There is a recursion limit in python, and the code detects any attempt exceed the recursion limit, returning an #ERR value in the cell.
Another way to solve this is a topological sort, to determine the order of cell calculation, and recursion would not be necesary. Any CELL tokens encountered could have their value determined immediatly, because topological sort would insure all its dependencies are calculated.

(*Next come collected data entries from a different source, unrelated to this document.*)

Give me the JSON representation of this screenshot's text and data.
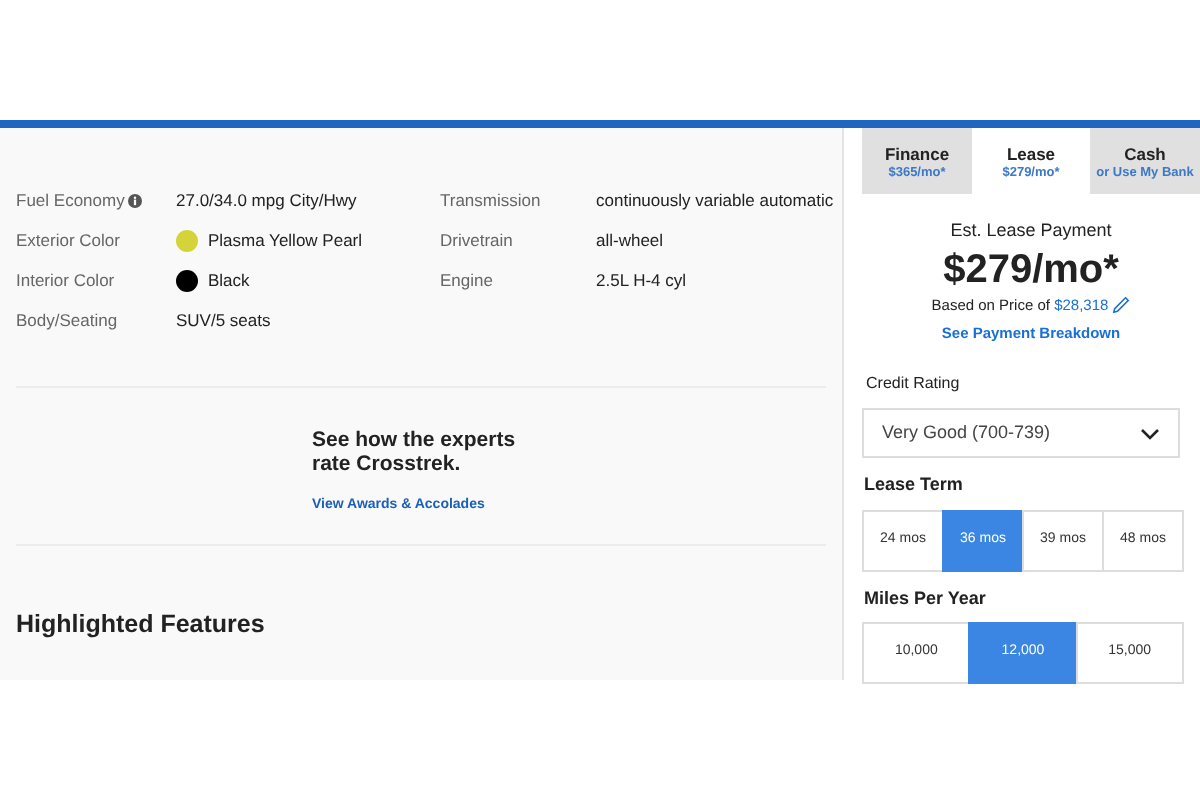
{
  "specs": [
    {
      "label": "Fuel Economy",
      "kind": "info",
      "value": "27.0/34.0 mpg City/Hwy"
    },
    {
      "label": "Transmission",
      "kind": "plain",
      "value": "continuously variable automatic"
    },
    {
      "label": "Exterior Color",
      "kind": "color",
      "color": "#d4d43a",
      "value": "Plasma Yellow Pearl"
    },
    {
      "label": "Drivetrain",
      "kind": "plain",
      "value": "all-wheel"
    },
    {
      "label": "Interior Color",
      "kind": "color",
      "color": "#000000",
      "value": "Black"
    },
    {
      "label": "Engine",
      "kind": "plain",
      "value": "2.5L H-4 cyl"
    },
    {
      "label": "Body/Seating",
      "kind": "plain",
      "value": "SUV/5 seats"
    }
  ],
  "experts": {
    "heading": "See how the experts rate Crosstrek.",
    "link": "View Awards & Accolades"
  },
  "section_title": "Highlighted Features",
  "payment": {
    "tabs": [
      {
        "title": "Finance",
        "subtitle": "$365/mo*",
        "selected": false
      },
      {
        "title": "Lease",
        "subtitle": "$279/mo*",
        "selected": true
      },
      {
        "title": "Cash",
        "subtitle": "or Use My Bank",
        "selected": false
      }
    ],
    "estimate_label": "Est. Lease Payment",
    "amount": "$279/mo*",
    "based_on": "Based on Price of",
    "price": "$28,318",
    "breakdown_link": "See Payment Breakdown",
    "credit_label": "Credit Rating",
    "credit_value": "Very Good (700-739)",
    "term_label": "Lease Term",
    "terms": [
      {
        "label": "24 mos",
        "selected": false
      },
      {
        "label": "36 mos",
        "selected": true
      },
      {
        "label": "39 mos",
        "selected": false
      },
      {
        "label": "48 mos",
        "selected": false
      }
    ],
    "miles_label": "Miles Per Year",
    "miles": [
      {
        "label": "10,000",
        "selected": false
      },
      {
        "label": "12,000",
        "selected": true
      },
      {
        "label": "15,000",
        "selected": false
      }
    ]
  }
}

This setion assumes knowledge of the common algorithms for evaluating postfix notation, I do not do a complete tutorial. There are two ways to evaluate a postfix expression (see Wikipedia for the two different algorithms). evalCell uses left to right, meaning it encounters the operands before the operator. This means I only need to recursively evaluate CELL tokens when they are first encountered in the token stream, and not when they are popped off the stack due to an operator.
It is also possible to use a right to left algorithm, and suggests a way to make evalCell non-recursive. When an unevaluated cell token is encountered, remove it from the input token stream, and push the contents of its cell to the front of the stream. For example if evaluating the expression 1 x + and x = 1 2 *, then when x is read from the token stream, just push 1 2 * to the front of token stream, resulting in:
`1 1 2 *`
Evaluation will proceed as expected. Difficulties arise in preventing infintite loops, which is easy enough to fix. Storing values of already computed cells is less easy to fix, and I have not implemented it.
I include a sample input.csv.
I developed this program on windows. Should be fine on linux and mac.